Globe and Mail columnist Barrie McKenna writes today that, “After the signing of the North American free-trade agreement, Canada had a golden opportunity to do a deal (to open up the two countries’ state, provincial and local purchasing markets) that would have averted much of today’s frustration and heartache about U.S. ‘Buy American’ restrictions. But the provinces said no, along with several opportunities since at the World Trade Organization (under the WTO’s Agreement on Government Procurement).”

“Canadian and American negotiators went so far as to leave a nice space in the voluminous NAFTA deal for a reciprocity arrangement – Section 1024 (which says) ‘The parties shall commence further negotiations no later than Dec. 31, 1998, with a view to the further liberalization of their respective government procurement markets.'”

“NAFTA came into effect in January, 1994. Inspired by NAFTA, it was also the year that Ottawa and the provinces agreed to scrap a generation of internal trade barriers, signing a landmark agreement on internal trade. (But) even now, true free trade within Canada remains an elusive dream.”

“Of course, it’s better late than never to catch up to the rest of the world (on a procurement deal). But it’s duplicitous for the premiers to now lay the problem entirely at the feet of U.S. protectionists. Canadians have not been well served by their provincial governments on this one.”

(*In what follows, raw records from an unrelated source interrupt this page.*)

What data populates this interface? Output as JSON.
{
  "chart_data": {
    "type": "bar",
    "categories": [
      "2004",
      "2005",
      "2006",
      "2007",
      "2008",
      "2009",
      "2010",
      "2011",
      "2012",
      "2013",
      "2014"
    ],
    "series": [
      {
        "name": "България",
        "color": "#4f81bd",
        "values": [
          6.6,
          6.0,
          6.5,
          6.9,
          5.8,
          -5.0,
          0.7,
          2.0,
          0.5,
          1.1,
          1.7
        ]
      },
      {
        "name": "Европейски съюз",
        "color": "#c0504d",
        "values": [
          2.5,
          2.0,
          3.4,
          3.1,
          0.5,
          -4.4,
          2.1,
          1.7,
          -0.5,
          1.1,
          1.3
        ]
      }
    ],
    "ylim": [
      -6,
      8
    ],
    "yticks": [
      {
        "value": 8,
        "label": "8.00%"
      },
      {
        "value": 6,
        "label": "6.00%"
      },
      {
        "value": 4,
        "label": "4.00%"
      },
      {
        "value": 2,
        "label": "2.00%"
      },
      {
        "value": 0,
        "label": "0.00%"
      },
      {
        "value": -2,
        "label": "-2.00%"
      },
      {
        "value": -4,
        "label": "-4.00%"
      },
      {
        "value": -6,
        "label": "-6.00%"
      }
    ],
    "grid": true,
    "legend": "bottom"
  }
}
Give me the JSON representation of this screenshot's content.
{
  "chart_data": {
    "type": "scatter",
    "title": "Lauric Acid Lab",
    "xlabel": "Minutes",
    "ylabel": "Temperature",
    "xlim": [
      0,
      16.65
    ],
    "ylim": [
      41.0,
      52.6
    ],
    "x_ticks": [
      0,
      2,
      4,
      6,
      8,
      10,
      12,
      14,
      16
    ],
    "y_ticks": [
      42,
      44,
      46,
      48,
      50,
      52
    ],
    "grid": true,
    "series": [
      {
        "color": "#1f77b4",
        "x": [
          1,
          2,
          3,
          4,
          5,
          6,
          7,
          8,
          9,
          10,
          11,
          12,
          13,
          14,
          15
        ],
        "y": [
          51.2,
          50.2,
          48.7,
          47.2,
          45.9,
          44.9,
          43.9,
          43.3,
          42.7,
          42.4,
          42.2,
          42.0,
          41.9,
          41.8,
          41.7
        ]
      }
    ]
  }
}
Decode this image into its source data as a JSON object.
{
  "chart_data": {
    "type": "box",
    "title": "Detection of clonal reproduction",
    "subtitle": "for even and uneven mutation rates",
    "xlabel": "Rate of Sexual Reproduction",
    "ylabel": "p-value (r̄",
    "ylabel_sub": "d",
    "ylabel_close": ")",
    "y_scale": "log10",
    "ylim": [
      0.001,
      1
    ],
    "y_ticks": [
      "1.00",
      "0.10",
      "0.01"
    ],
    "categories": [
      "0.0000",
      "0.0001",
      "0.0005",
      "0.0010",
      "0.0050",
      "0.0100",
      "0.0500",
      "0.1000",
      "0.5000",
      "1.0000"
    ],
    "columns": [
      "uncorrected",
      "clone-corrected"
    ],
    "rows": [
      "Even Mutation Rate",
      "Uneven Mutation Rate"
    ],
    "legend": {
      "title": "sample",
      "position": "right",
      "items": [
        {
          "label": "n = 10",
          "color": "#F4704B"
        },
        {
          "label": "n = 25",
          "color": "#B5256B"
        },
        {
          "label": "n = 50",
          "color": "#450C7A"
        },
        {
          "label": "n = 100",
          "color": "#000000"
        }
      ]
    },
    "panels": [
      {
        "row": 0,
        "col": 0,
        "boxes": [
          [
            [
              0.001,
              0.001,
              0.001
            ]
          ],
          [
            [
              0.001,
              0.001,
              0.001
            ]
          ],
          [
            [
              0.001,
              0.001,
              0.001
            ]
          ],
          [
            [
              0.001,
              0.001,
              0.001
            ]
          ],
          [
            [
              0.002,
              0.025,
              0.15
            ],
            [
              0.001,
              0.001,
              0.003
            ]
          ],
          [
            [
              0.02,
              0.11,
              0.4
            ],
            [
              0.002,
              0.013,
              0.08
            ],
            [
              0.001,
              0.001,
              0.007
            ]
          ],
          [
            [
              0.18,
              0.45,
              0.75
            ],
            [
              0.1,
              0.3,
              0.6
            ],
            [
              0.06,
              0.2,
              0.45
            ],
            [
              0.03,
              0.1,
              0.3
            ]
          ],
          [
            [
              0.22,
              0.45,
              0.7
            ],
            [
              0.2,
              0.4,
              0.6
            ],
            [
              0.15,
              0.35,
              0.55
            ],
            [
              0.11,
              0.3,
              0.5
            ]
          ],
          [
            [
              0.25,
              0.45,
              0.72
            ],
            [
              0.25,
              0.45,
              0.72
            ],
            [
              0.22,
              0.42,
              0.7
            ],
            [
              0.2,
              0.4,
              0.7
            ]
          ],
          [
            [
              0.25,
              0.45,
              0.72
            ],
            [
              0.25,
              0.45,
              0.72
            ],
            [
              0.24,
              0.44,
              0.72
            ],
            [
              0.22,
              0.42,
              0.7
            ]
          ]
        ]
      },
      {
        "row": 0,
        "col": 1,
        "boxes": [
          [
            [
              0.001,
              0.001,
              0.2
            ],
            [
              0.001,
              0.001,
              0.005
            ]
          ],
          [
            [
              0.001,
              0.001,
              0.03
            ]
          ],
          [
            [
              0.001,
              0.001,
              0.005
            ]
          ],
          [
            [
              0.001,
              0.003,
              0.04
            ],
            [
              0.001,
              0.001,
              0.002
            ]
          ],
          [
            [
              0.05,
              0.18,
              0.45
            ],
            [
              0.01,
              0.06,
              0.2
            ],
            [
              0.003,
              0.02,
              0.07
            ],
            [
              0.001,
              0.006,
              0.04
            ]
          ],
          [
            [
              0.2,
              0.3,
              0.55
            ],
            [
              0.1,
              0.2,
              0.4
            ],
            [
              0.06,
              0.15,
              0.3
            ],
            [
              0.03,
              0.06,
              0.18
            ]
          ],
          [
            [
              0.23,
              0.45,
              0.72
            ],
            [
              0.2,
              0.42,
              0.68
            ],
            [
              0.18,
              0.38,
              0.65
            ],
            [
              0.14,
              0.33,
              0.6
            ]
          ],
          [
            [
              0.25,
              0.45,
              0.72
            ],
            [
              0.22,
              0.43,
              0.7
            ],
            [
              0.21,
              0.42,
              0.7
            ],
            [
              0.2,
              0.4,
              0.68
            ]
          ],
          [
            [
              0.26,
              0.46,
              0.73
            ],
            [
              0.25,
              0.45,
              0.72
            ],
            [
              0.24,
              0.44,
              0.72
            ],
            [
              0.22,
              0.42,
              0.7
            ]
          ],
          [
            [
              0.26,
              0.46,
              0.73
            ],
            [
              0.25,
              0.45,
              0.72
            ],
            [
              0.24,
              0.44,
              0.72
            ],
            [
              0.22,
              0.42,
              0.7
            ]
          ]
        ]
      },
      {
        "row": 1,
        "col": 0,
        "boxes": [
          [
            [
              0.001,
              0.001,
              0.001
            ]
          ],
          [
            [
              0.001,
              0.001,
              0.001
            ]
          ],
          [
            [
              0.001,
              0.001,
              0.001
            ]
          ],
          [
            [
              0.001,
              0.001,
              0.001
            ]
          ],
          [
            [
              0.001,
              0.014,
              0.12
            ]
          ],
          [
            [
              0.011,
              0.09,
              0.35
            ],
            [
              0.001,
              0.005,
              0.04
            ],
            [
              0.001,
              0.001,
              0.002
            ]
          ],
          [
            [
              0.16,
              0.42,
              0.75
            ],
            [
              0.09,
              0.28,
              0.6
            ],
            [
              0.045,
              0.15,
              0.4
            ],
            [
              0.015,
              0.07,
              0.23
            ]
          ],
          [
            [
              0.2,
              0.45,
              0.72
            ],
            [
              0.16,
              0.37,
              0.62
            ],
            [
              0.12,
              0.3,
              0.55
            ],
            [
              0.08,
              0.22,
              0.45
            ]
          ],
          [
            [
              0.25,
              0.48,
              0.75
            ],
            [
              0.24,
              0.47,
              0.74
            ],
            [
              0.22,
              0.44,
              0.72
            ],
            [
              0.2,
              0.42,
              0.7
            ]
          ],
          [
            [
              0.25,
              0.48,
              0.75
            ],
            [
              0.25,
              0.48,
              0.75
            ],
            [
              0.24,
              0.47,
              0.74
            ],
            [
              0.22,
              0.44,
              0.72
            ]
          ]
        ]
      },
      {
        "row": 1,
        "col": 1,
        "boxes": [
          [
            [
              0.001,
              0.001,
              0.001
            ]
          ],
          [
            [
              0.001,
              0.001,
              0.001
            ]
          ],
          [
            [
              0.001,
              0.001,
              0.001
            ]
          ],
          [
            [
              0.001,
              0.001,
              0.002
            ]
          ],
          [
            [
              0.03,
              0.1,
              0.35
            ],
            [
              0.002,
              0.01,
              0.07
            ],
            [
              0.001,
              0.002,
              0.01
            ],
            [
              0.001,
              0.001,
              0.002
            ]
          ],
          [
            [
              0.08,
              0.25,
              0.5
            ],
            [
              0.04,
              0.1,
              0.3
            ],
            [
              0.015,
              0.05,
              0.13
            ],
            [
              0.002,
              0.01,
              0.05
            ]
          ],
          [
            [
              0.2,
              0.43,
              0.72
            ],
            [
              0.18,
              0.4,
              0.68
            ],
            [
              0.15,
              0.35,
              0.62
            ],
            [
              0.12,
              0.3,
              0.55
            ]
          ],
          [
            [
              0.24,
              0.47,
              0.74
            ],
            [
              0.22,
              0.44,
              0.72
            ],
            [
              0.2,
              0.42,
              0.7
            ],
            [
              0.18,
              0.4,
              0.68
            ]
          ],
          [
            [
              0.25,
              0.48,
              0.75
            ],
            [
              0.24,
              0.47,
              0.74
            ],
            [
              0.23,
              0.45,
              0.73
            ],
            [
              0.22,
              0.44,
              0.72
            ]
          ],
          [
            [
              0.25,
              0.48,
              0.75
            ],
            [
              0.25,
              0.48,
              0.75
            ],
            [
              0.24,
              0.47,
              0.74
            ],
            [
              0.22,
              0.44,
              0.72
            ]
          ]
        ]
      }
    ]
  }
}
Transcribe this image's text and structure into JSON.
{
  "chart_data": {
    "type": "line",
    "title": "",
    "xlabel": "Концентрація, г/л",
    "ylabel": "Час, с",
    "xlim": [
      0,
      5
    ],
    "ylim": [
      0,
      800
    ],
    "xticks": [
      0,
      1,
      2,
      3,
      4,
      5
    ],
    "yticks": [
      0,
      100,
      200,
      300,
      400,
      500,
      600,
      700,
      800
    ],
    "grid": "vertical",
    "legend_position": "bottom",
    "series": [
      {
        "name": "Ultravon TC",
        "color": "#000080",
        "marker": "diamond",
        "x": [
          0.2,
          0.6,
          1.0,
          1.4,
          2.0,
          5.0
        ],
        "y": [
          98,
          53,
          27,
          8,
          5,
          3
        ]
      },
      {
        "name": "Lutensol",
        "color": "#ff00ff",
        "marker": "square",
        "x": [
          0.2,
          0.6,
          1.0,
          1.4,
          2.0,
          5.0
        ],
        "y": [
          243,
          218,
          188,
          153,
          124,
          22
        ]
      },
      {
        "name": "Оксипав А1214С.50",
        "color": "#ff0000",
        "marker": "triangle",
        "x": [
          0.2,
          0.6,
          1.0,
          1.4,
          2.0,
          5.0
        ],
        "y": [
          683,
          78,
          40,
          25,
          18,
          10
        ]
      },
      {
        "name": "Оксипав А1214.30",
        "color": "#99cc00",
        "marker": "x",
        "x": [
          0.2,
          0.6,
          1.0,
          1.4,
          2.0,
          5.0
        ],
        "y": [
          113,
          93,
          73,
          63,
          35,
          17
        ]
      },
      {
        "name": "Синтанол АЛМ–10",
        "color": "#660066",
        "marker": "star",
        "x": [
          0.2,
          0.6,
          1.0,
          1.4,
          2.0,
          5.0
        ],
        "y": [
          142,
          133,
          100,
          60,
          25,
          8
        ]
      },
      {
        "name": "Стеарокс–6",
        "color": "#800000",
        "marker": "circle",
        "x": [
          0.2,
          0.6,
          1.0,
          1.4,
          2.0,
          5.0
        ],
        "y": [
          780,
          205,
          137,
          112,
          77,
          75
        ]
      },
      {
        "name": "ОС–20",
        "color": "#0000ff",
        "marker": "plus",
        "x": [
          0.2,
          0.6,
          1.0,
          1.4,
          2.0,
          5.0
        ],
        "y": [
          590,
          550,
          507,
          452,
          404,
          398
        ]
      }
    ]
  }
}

As noted in a recent campaign blog, “Motivated by growing concern that Canadian firms are being frozen out of billions of dollars worth of bids in an increasingly protectionist United States (and) because the 1993 North American free-trade agreement does not include spending by local jurisdictions …Prime Minister Stephen Harper said he wants to bring the awarding of local contracts – in both the United States and Canada – under the free-trade umbrella.”